Friday, August 13, 2010

Slang dictionary of 17th-century London revealed
By Rob Hastings in The Independent
Thursday, 12 August 2010


In 1699 the word "slang" had not even been coined. Nevertheless, a newly uncovered book proves that whether you were an "arsworm" ("a little diminutive Fellow") or a "bundletail" ("a short Fat or squat Lass"), colloquial language was thriving in 17th-century England.

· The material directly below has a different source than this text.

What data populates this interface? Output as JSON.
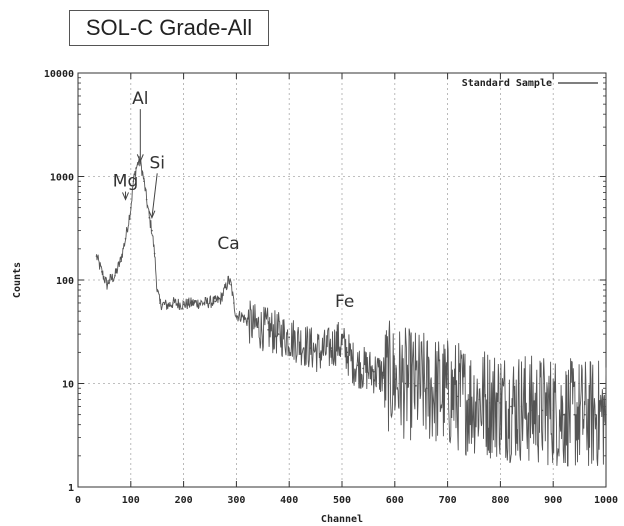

Those are just two of the 4,000 entries included in A New Dictionary of Terms, Ancient and Modern, of the Canting Crew, which has recently been rediscovered in Oxford University's Bodleian Library.
Given the number of references to the nether regions, it seems bum jokes were just as popular then as now. Breeches were known as "farting-crackers" and "Bumfodder" is sensitively described as "what serves to wipe the Tail".
One term is particularly apt in today's political climate: "Malecontents, out of Humour with the Government, for want of a Place, or having lost one" are defined as "Grumbletonians."
The dictionary was originally compiled to amuse the polite London classes with a knowledge of "canting", the vocabulary of thieves and ruffians.



Footnote:

Now the Bodleian Library has reproduced it with an introduction by John Simpson, chief editor of the Oxford English Dictionary, describing the history and culture of canting in the seventeenth and eighteenth centuries, as well as the evolution of English slang.


A fascinating volume for all who marvel at words and their derivation.